With 70,000 dead, countless injured, hundreds of thousands of people homeless and whole districts laid to waste, the task of rebuilding Gaza is almost beyond comprehension.

But at a handful of sites where the enclave's most valuable historical monuments have been severely damaged, workers are already busy with shovels, trying to dig out the few surviving remnants of the past.

Those include Gaza's most important cultural site, the great Omari Mosque in Gaza's Old City, which Israeli forces struck during the war to destroy what they said was a tunnel under its grounds used by fighters.

Palestinians say there is no sign of such a tunnel there, and blame Israel for blasting apart the enclave's religious and cultural heritage.

"If the occupation (Israel) believes that by destroying these buildings it can erase the history of this people, it is mistaken," said Hamuda al-Dahdar, an architect and heritage expert at the Center for Cultural Preservation, which is based in the West Bank city of Bethlehem and is now working inside Gaza to try to rescue sites destroyed in the war.

"These buildings represent the collective memory of an ancient nation, one that must be preserved, and we must unite in our efforts to protect it,” he told Reuters in Gaza.

The Israeli military did not respond to a request for fresh comment on the destruction of Palestinian cultural sites in Gaza.

TIMELESS TALES

In an enclave where most residents are refugees from cities and villages in what is now Israel - and most districts were hastily built in recent decades to house them - the Omari Mosque was Gazans' main link to their own cultural heritage and the rich architectural historical legacy of the wider Middle East.

The site, said by local tradition to be where the biblical Samson brought down a temple on his Philistine captors, housed a Byzantine church before the seventh century Caliph Omar brought Islam to the Mediterranean and reconsecrated it as a mosque.

In the centuries since, it was embellished and restored countless times by Mamluks, Crusaders and Ottomans, renowned throughout the Middle Ages as the area's architectural marvel.

Its minaret was the main landmark of the Gaza skyline. Worshippers would pack its basilica, with vaulted ceilings and cool glazed tile floors, spilling out after prayers through the stately facade, the arched stone courtyard and the compound's gates into the surrounding market streets of the Old City.

The nearby Al Qaisariyya gold market was packed with shops whose owners and neighbors were known for recounting timeless legends of the wedding jewelry of doomed lovers and jealous mothers-in-law. Little is left.

Also lying in ruins is the Pasha's Palace, a landmark partly dating back to the 13th century, which housed a museum whose treasures are now gone.

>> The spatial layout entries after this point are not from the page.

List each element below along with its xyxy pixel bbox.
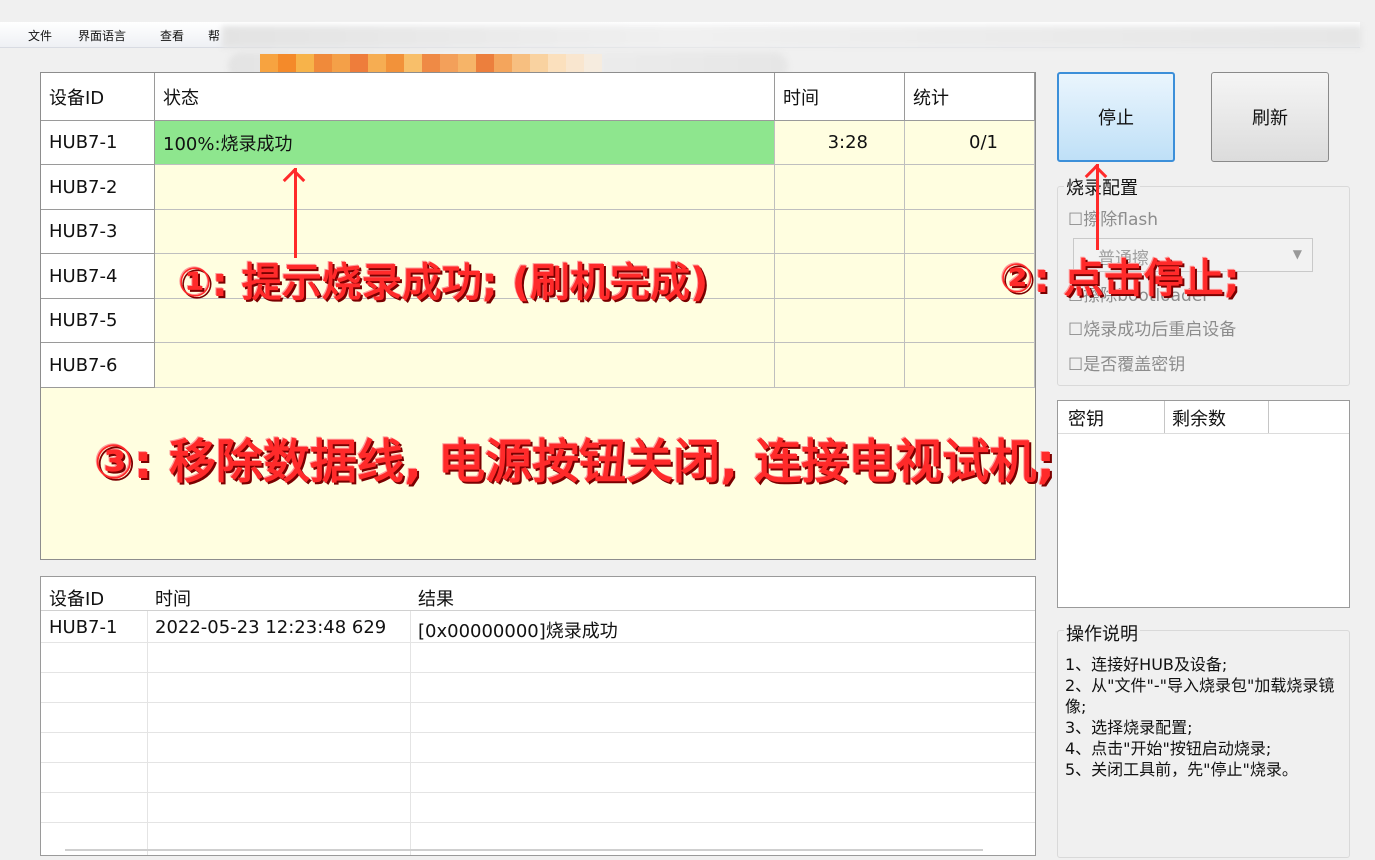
log-row-divider	[41, 792, 1035, 793]
grid-header-id: 设备ID	[41, 73, 155, 121]
log-row-time[interactable]: 2022-05-23 12:23:48 629	[147, 617, 386, 638]
log-col-divider	[147, 611, 148, 855]
annotation-step2: ②: 点击停止;	[1000, 256, 1240, 302]
grid-row-status	[155, 165, 775, 210]
grid-row-time	[775, 254, 905, 299]
key-list: 密钥 剩余数	[1057, 400, 1350, 608]
log-row-divider	[41, 822, 1035, 823]
grid-row-stats	[905, 165, 1035, 210]
menu-language[interactable]: 界面语言	[78, 27, 126, 44]
instructions-title: 操作说明	[1064, 620, 1140, 646]
annotation-step3: ③: 移除数据线, 电源按钮关闭, 连接电视试机;	[94, 435, 1056, 490]
remaining-header: 剩余数	[1172, 409, 1226, 430]
log-header-id: 设备ID	[49, 589, 105, 610]
grid-row-time	[775, 210, 905, 254]
grid-header-status: 状态	[155, 73, 775, 121]
key-col-divider	[1164, 401, 1165, 433]
refresh-button[interactable]: 刷新	[1211, 72, 1329, 162]
grid-header-stats: 统计	[905, 73, 1035, 121]
grid-row-id[interactable]: HUB7-3	[41, 210, 155, 254]
menu-help[interactable]: 帮	[208, 27, 220, 44]
log-row-divider	[41, 672, 1035, 673]
instruction-line: 2、从"文件"-"导入烧录包"加载烧录镜像;	[1065, 676, 1335, 716]
log-grid: 设备ID 时间 结果 HUB7-1 2022-05-23 12:23:48 62…	[40, 576, 1036, 856]
log-scrollbar[interactable]	[65, 849, 983, 851]
erase-flash-checkbox[interactable]: ☐擦除flash	[1068, 205, 1158, 230]
grid-row-id[interactable]: HUB7-5	[41, 299, 155, 343]
log-row-divider	[41, 642, 1035, 643]
grid-row-stats: 0/1	[905, 121, 1035, 165]
grid-row-id[interactable]: HUB7-4	[41, 254, 155, 299]
instruction-line: 1、连接好HUB及设备;	[1065, 655, 1228, 674]
log-col-divider	[410, 611, 411, 855]
annotation-arrow-icon	[1096, 164, 1099, 250]
annotation-arrow-icon	[294, 168, 297, 258]
log-row-divider	[41, 702, 1035, 703]
blurred-region	[222, 26, 1362, 48]
instruction-line: 3、选择烧录配置;	[1065, 718, 1193, 737]
log-row-divider	[41, 732, 1035, 733]
annotation-step1: ①: 提示烧录成功; (刷机完成)	[178, 260, 709, 306]
instruction-line: 4、点击"开始"按钮启动烧录;	[1065, 739, 1272, 758]
grid-row-time	[775, 299, 905, 343]
grid-row-status	[155, 343, 775, 388]
overwrite-key-checkbox[interactable]: ☐是否覆盖密钥	[1068, 350, 1185, 375]
grid-row-time: 3:28	[775, 121, 905, 165]
log-header-divider	[41, 610, 1035, 611]
menu-view[interactable]: 查看	[160, 27, 184, 44]
stop-button[interactable]: 停止	[1057, 72, 1175, 162]
grid-row-stats	[905, 299, 1035, 343]
key-header-divider	[1058, 433, 1349, 434]
grid-row-status: 100%:烧录成功	[155, 121, 775, 165]
grid-row-status	[155, 210, 775, 254]
grid-row-id[interactable]: HUB7-2	[41, 165, 155, 210]
grid-row-id[interactable]: HUB7-6	[41, 343, 155, 388]
key-col-divider	[1268, 401, 1269, 433]
log-row-id[interactable]: HUB7-1	[41, 617, 117, 638]
grid-row-id[interactable]: HUB7-1	[41, 121, 155, 165]
log-row-divider	[41, 762, 1035, 763]
chevron-down-icon: ▼	[1292, 247, 1302, 261]
instruction-line: 5、关闭工具前，先"停止"烧录。	[1065, 760, 1298, 779]
grid-header-time: 时间	[775, 73, 905, 121]
log-header-time: 时间	[155, 589, 191, 610]
log-header-result: 结果	[418, 589, 454, 610]
instructions-text: 1、连接好HUB及设备; 2、从"文件"-"导入烧录包"加载烧录镜像; 3、选择…	[1065, 654, 1345, 780]
reboot-after-checkbox[interactable]: ☐烧录成功后重启设备	[1068, 315, 1236, 340]
menu-file[interactable]: 文件	[28, 27, 52, 44]
key-header: 密钥	[1068, 409, 1104, 430]
grid-row-stats	[905, 343, 1035, 388]
log-row-result[interactable]: [0x00000000]烧录成功	[410, 617, 618, 643]
grid-row-time	[775, 165, 905, 210]
grid-row-time	[775, 343, 905, 388]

"When we talk about heritage and culture, we are not merely talking about an old building or ancient stones. Every stone tells a story," said Dahdar.

Palestinian officials and UNESCO are preparing a three-phase recovery plan with initial costs of $133 million for historical sites, said Jehad Yasin, assistant deputy minister at the Palestinian Ministry of Tourism and Antiquities, based in the West Bank.

The first priority will be quickly intervening to support structures that could collapse without support. But there is a shortage of white cement and gypsum. Resources in Gaza are limited and the prices of excavation and restoration materials have skyrocketed, he said.

In Gaza, the loss of cultural landmarks still causes a particular ache, even among families who lost loved ones, homes and livelihoods.

Munzir Abu Assi said he had to comfort his daughter Kenzy after she heard the Great Omari Mosque was damaged.

"She’s really sad. When we heard that the mosque has been hit, we were surprised, why?" said Abu Assi.

"And when they also hit Pasha's Palace, we were certain that this occupation (Israel) wants to wipe out the Palestinian identity and to wipe out any Palestinian monument."